Civil-rights icon Congressman John Lewis, in an interview with NBC’s Chuck Todd, indicated he didn’t think President-elect Donald Trump would be a “legitimate” president and that he would not be attending his inauguration because Russia conspired to interfere in America’s presidential election.
Prickly—never one to be punched and not punch back—Donald Trump responded with a stereotypical, erroneous tweet about Representative Lewis’s not paying enough attention to his “crime infested” congressional district, “which is in horrible shape and falling apart.” Congressman Lewis represents a booming downtown Atlanta and many thriving middle-class neighborhoods, including the third-largest business district in Atlanta, in Buckhead.
It’s important to distinguish between “legitimate” and “legal.” Congressman Lewis did not say Donald Trump wouldn’t be a legal president. While Trump lost the popular vote by nearly 3 million votes, he did win the presidency legally through the Electoral College.
Coming out of the civil-rights movement, Congressman Lewis has never limited his thinking to a choice between legal and legitimate. He grew up under legal signs that read “white” and “colored” on restaurants, restrooms, and swimming pools, and rode on buses marked colored seat to the rear. They were legal signs, but he didn’t see them as legitimate. American apartheid was legal, but not legitimate!
By what moral authority does Donald Trump, the chief proponent of the racist “birther” accusation intended to delegitimize the first African-American president, Barack Obama, question John Lewis’s saying he sees Trump as an illegitimate president?
And by what moral right do Republicans—led by Senate majority leader Mitch McConnell and Speaker Paul Ryan—challenge John Lewis? They and their Republican colleagues treated President Obama as illegitimate by using a strategy of opposing everything President Obama supported, even it was previously a Republican policy or plan, such as the Affordable Care Act.
But in my mind, Congressman Lewis has triggered a much bigger question. That is, “Has the United States ever elected a legitimate president?”

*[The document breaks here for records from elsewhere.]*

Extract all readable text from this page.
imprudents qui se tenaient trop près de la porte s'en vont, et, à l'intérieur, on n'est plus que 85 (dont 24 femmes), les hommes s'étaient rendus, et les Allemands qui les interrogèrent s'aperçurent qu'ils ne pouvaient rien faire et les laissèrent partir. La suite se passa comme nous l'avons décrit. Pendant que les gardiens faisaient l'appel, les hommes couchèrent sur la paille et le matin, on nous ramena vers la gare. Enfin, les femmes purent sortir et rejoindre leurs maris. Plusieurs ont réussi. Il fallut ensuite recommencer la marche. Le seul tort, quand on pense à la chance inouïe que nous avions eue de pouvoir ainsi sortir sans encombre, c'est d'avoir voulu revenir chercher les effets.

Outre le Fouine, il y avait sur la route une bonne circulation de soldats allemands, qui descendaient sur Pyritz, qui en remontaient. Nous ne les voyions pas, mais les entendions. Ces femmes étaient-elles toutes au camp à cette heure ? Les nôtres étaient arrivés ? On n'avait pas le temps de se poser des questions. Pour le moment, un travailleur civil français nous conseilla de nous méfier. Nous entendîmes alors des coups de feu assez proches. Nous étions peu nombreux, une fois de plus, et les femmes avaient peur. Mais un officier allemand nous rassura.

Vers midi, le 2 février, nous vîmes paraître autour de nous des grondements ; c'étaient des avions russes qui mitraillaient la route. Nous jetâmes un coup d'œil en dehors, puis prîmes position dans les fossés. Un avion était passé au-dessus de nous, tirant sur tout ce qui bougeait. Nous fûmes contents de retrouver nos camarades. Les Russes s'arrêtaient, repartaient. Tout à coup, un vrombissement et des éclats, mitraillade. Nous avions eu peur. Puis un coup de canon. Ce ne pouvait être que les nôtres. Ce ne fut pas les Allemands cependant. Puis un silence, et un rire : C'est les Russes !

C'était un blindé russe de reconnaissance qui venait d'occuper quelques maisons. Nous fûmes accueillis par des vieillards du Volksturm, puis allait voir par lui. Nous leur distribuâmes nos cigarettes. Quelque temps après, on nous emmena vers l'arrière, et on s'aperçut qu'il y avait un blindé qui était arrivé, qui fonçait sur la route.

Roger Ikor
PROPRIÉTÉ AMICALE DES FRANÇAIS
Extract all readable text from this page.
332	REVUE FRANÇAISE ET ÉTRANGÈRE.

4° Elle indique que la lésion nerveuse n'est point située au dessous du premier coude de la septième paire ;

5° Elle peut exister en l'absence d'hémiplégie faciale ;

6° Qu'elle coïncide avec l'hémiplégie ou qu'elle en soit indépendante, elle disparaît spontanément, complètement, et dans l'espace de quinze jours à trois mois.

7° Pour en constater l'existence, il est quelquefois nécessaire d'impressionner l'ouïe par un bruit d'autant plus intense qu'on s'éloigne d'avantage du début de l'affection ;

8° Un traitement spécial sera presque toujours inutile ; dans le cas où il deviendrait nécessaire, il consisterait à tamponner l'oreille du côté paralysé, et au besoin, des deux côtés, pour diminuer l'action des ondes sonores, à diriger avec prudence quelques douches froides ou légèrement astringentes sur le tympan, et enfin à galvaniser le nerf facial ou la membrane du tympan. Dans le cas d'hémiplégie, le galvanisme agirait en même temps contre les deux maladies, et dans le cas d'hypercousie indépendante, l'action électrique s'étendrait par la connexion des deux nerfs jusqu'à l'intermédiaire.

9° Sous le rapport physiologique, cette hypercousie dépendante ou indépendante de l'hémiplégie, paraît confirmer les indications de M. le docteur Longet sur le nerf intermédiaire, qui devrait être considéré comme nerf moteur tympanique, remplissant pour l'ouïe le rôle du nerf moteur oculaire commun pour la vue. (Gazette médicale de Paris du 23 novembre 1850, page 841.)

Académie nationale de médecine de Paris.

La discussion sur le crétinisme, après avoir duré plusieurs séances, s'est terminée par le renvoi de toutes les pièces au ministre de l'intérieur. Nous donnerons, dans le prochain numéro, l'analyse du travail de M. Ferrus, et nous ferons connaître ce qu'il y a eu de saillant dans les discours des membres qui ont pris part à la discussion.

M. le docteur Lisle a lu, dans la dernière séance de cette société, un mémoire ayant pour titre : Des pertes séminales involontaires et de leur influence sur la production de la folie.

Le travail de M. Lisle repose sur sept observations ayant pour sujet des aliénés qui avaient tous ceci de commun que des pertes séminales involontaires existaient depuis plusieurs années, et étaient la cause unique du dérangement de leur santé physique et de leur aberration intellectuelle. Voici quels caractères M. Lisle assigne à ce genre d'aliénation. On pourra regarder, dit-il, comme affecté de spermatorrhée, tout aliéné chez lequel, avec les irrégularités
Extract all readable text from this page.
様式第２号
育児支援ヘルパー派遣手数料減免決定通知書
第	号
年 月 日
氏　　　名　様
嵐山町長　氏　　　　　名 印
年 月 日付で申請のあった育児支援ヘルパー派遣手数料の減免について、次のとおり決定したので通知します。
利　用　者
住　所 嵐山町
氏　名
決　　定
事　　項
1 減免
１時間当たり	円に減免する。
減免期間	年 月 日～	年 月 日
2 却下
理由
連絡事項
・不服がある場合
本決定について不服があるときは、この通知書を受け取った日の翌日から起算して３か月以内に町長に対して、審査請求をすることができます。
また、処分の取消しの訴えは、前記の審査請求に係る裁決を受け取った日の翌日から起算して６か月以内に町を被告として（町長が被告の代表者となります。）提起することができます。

When George Washington was elected, black slaves, Native Americans, women, and most white men without property weren’t allowed to vote. That was legal, but not legitimate, in terms of a representative democracy. It wasn’t until the 15th Amendment (passed in 1870) that black men were allowed to vote—and that was only legally and theoretically, not in actuality. We were legally electing presidents, but in a so-called democratic representative government of, by, and for the people, we weren’t electing fully legitimate presidents without the participation of slaves, women, Native Americans, and white men without property.